Podobieństwa z dzisiejszą sytuacja w Polsce są, niestety, całkiem wyraźne, chociaż  występują też istotne różnice. Dzisiaj represjonowanych nie rozstrzeliwuje się, ale pozwala im się powoli umierać z niedożywienia, z braku możliwości wykupienia leków, bez środków na ubrania, na czynsz, opał, prąd …  Ponadto nie nazywa ich się „wrogami ludu”, a jedynie „ludźmi drugiego sortu”. Interesujące jest ponadto, że pisowski minister Błaszczak podczas procedowania ustawy „dezubekizacyjnej” stwierdził, że „te osoby nie zasługują na żadną ochronę prawną” – są to słowa z których byłby dumny nawet towarzysz Beria.

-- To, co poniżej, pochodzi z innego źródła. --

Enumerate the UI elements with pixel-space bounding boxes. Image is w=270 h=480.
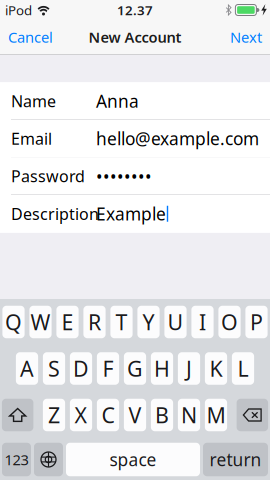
staticText: E (62, 308, 74, 336)
button[interactable]: T (110, 306, 133, 338)
button[interactable]: J (178, 352, 200, 385)
staticText: 12.37 (117, 1, 153, 19)
staticText: A (20, 354, 34, 383)
button[interactable]: Delete (237, 399, 268, 431)
staticText: Next (230, 27, 262, 47)
staticText: B (155, 401, 169, 429)
staticText: Z (48, 401, 60, 429)
staticText: Anna (96, 90, 139, 112)
staticText: 123 (4, 450, 28, 469)
button[interactable]: C (97, 399, 119, 431)
button[interactable]: M (205, 399, 227, 431)
staticText: D (73, 354, 89, 383)
staticText: V (128, 401, 142, 429)
staticText: L (238, 354, 248, 383)
staticText: hello@example.com (96, 127, 259, 150)
button[interactable]: Email (0, 120, 270, 158)
staticText: N (181, 401, 197, 429)
button[interactable]: H (151, 352, 173, 385)
button[interactable]: Y (137, 306, 160, 338)
staticText: space (110, 448, 156, 471)
staticText: W (30, 308, 50, 336)
staticText: U (168, 308, 184, 336)
button[interactable]: Shift (2, 399, 33, 431)
staticText: C (102, 401, 114, 429)
staticText: H (154, 354, 170, 383)
staticText: Cancel (8, 27, 53, 47)
button[interactable]: V (124, 399, 146, 431)
staticText: J (186, 354, 192, 383)
staticText: Email (11, 128, 52, 149)
staticText: Y (142, 308, 154, 336)
button[interactable]: Next (224, 20, 268, 54)
button[interactable]: R (83, 306, 106, 338)
staticText: X (74, 401, 88, 429)
staticText: iPod (5, 1, 32, 19)
button[interactable]: I (191, 306, 214, 338)
staticText: P (250, 308, 263, 336)
staticText: S (48, 354, 60, 383)
button[interactable]: G (124, 352, 146, 385)
button[interactable]: W (29, 306, 52, 338)
staticText: G (127, 354, 143, 383)
staticText: T (116, 308, 128, 336)
button[interactable]: F (97, 352, 119, 385)
staticText: M (206, 401, 226, 429)
button[interactable]: Cancel (2, 20, 59, 54)
button[interactable]: S (43, 352, 65, 385)
staticText: R (88, 308, 101, 336)
button[interactable]: A (16, 352, 38, 385)
staticText: F (102, 354, 114, 383)
staticText: Example (96, 202, 166, 225)
staticText: •••••••• (96, 164, 152, 188)
button[interactable]: Name (0, 82, 270, 120)
button[interactable]: L (232, 352, 254, 385)
staticText: Q (5, 308, 22, 336)
button[interactable]: K (205, 352, 227, 385)
button[interactable]: Password (0, 158, 270, 195)
button[interactable]: D (70, 352, 92, 385)
button[interactable]: P (245, 306, 268, 338)
button[interactable]: Q (2, 306, 25, 338)
staticText: return (210, 448, 262, 471)
button[interactable]: return (203, 443, 268, 476)
staticText: New Account (88, 27, 182, 47)
button[interactable]: N (178, 399, 200, 431)
button[interactable]: E (56, 306, 79, 338)
staticText: K (210, 354, 222, 383)
staticText: I (199, 308, 206, 336)
button[interactable]: U (164, 306, 187, 338)
button[interactable]: B (151, 399, 173, 431)
button[interactable]: Z (43, 399, 65, 431)
staticText: Name (11, 90, 56, 112)
staticText: Description (11, 203, 99, 224)
staticText: Password (11, 165, 85, 187)
button[interactable]: space (66, 443, 200, 476)
button[interactable]: Next keyboard (34, 443, 63, 476)
button[interactable]: O (218, 306, 241, 338)
button[interactable]: Description (0, 195, 270, 232)
button[interactable]: 123 (2, 443, 31, 476)
button[interactable]: X (70, 399, 92, 431)
staticText: O (221, 308, 238, 336)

I jeszcze dwie uwagi:  Te wszystkie działania były podjęte ponad ćwierć wieku po upadku PRL,  ale tu PiS znów skorzystał z osiągnięć intelektualnych samego Stalina, który stwierdził, że „walka z byłym reżymem zaostrza się w miarę upływu czasu”.  Natomiast drastyczność zastosowanych kar ma uzasadnienie w innej światłej myśli bolszewickiej – mocno bije, widać słusznie bije! 

Gdy w 1990 r. rozpoczynała swe funkcjonowanie w pełni niezależna, demokratyczna i praworządna III RP czy ktoś spodziewał się, że po trzydziestu latach zaczniemy zbliżać się   do rzeczywistości opisywanej przez Orwella, w której wiele słów trzeba rozumieć na opak –   partia Prawo i Sprawiedliwość nie ma nic wspólnego z prawdziwym prawem i sprawiedliwością, rządzący sami stosujący bolszewickie metody krzyczą, że LGBT jest bolszewicką ideologią, a uczciwie pracujący ludzie są nazywani niegodziwcami. Pozostaje czekać aż MSWiA, Ministerstwo Sprawiedliwości oraz IPN połączą się w jedno i otrzymają piękną orwellowską nazwę Ministerstwa Miłości.  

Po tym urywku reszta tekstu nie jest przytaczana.